Инициаторами моего вовлечения в Проект были Бэлойн, Бир и Протеро. В первые же недели я понял, что задание, которое передо мной вначале поставили и которое увенчалось предвиденным успехом, не было главной причиной для моей кооптации в Научный Совет. Специалистов, и притом самых лучших, Проект имел вдоволь; загвоздка была в том, что не имелось необходимых специалистов, ибо таковые вообще не существовали. Я так много раз изменял своей чистой математике, переходя от одной науки к другой в огромном диапазоне от космогонии до этологии, что не только успел вкусить от различнейших источников знания, но, главное, в ходе все новых и новых перемещений успел привыкнуть к роли иконоборца.

Я приходил извне, я не был всей душой привязан к святым законам и канонизированным обычаям той области, в которую вступал, и мне легче было подвергнуть сомнению то, на что у старожилов в этой области рука не поднималась.
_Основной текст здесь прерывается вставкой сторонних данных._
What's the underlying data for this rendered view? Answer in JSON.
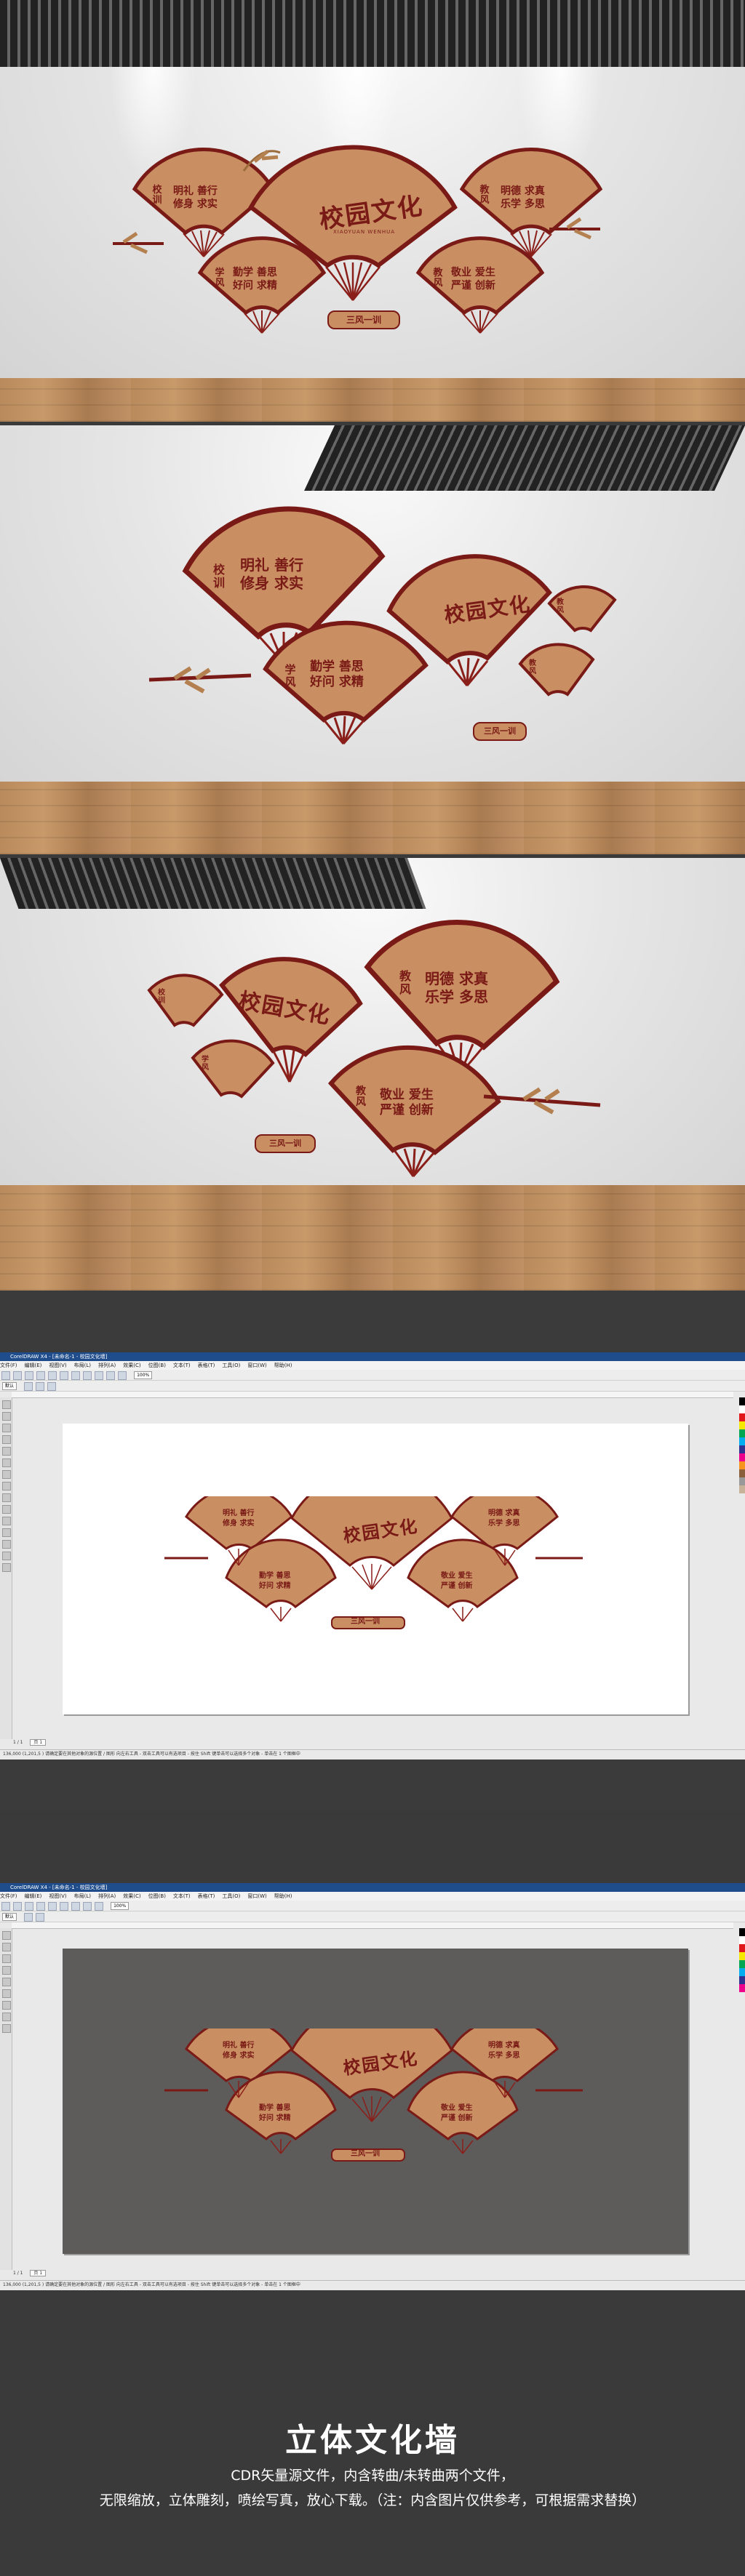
{
  "wall": {
    "title": "校园文化",
    "subtitle": "XIAOYUAN WENHUA",
    "plaque": "三风一训",
    "fans": {
      "xiaoxun": {
        "badge": [
          "校",
          "训"
        ],
        "lines": [
          "明礼 善行",
          "修身 求实"
        ]
      },
      "jiaofeng": {
        "badge": [
          "教",
          "风"
        ],
        "lines": [
          "明德 求真",
          "乐学 多思"
        ]
      },
      "xuefeng": {
        "badge": [
          "学",
          "风"
        ],
        "lines": [
          "勤学 善思",
          "好问 求精"
        ]
      },
      "jiaofeng2": {
        "badge": [
          "教",
          "风"
        ],
        "lines": [
          "敬业 爱生",
          "严谨 创新"
        ]
      }
    }
  },
  "editor": {
    "title": "CorelDRAW X4 - [未命名-1 - 校园文化墙]",
    "menu": [
      "文件(F)",
      "编辑(E)",
      "视图(V)",
      "布局(L)",
      "排列(A)",
      "效果(C)",
      "位图(B)",
      "文本(T)",
      "表格(T)",
      "工具(O)",
      "窗口(W)",
      "帮助(H)"
    ],
    "zoom": "100%",
    "style_value": "默认",
    "page_tab": "页 1",
    "page_counter": "1 / 1",
    "status": "136,000 (1,201,5 ) 请确定要在其他对象的源位置 / 图形 向左右工具 - 双击工具可以有选项目 - 按住 Shift 键单击可以选择多个对象 - 单击在 1 个图框中"
  },
  "footer": {
    "title": "立体文化墙",
    "line1": "CDR矢量源文件，内含转曲/未转曲两个文件，",
    "line2": "无限缩放，立体雕刻，喷绘写真，放心下载。（注：内含图片仅供参考，可根据需求替换）"
  },
  "colors": {
    "fan_face": "#c98f63",
    "fan_border": "#7a1a16",
    "fan_rib": "#8a1f1a",
    "background": "#3a3a3a"
  }
}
Вот почему мне чаще доводилось разрушать установленный порядок — плод чьих-то долгих, самоотверженных трудов, — чем создавать нечто новое. Именно такой человек нужен был сейчас руководителям Проекта. Большинство сотрудников (особенно естествоиспытателей) готово было продолжать работу по-прежнему; их не очень-то заботило, получится ли из всех этих работ монолитное целое, которое будет соответствовать тому информационному чудищу, что явилось к нам со звезд, породило массу всесторонне интересных проблем и создало реальные шансы крупных открытий.
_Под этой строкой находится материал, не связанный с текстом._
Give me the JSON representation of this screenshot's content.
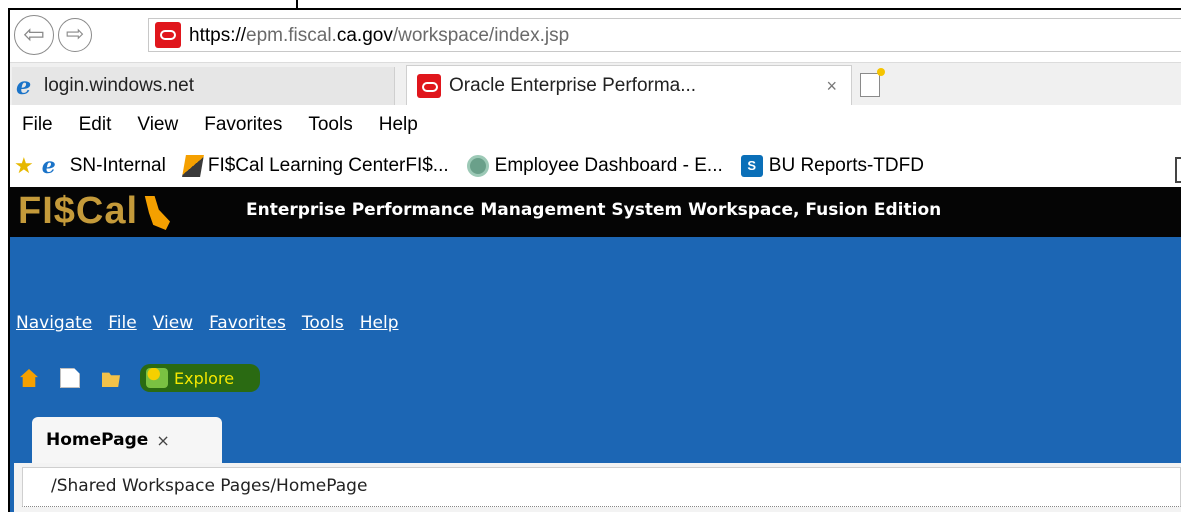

Но в то же время верхушка Проекта, пресловутая «большая четверка», начинала — может, не совсем еще ясно — понимать, что дело уже попахивает таким изучением деревьев, за которым теряется картина леса; что хорошо отлаженный и вполне исправно работающий механизм ежедневной систематической деятельности может поглотить сам Проект, растворить его в море разрозненных фактов и второстепенных данных — и будут потеряны шансы постичь происшедшее. Земля получила сигнал со звезд, известив, столь насыщенное содержанием, что извлеченными из него крохами могли питаться на протяжении многих лет целые научные коллективы, но в то же время само известие расплывалось в тумане, заслонялось бесчисленным множеством мелких успехов, и загадочность его все меньше дразнила воображение. Может, тут действовали защитные механизмы психики, а может, навыки людей, приученных искать закономерности явлений, а не спрашивать, чем обусловлено появление именно этих, а не иных закономерностей.
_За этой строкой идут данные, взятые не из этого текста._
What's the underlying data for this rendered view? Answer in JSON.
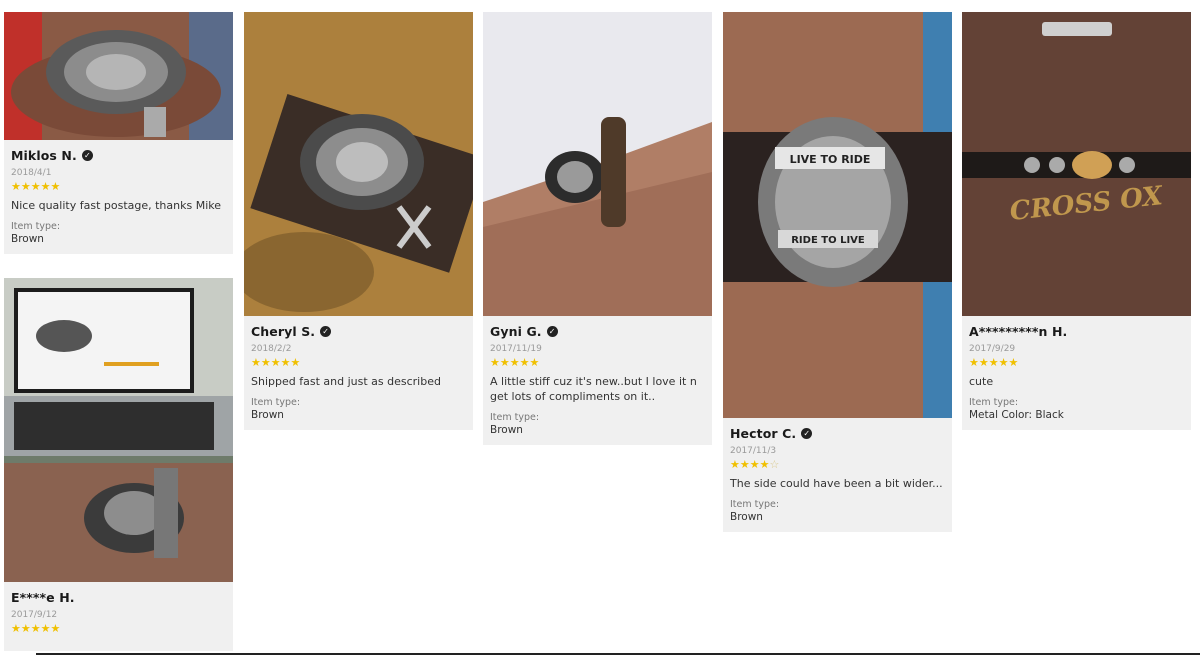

На такие вопросы обычно отвечали философы, а не естествоиспытатели, поскольку последние не покушаются разгадывать мотивы, кроющиеся за сотворением мира. Но в данном случае все обстояло совершенно иначе: именно отгадывание мотивов, то есть занятие, дискредитированное всей историей эмпирических наук, оказывалось последней возможностью, еще сулившей надежды на победу. Разумеется, методология по-прежнему отвергала всякие поиски человекоподобных мотивов в свойствах атомов или молекул; но сходство Отправителей сигнала с его получателями — какое-то, пусть даже отдаленное сходство — было уже не просто утешительной выдумкой. Это была гипотеза, на острие которой колебалась судьба всего Проекта. И я с самого начала был убежден, что если такое сходство полностью отсутствует, то расшифровать Послание не удастся.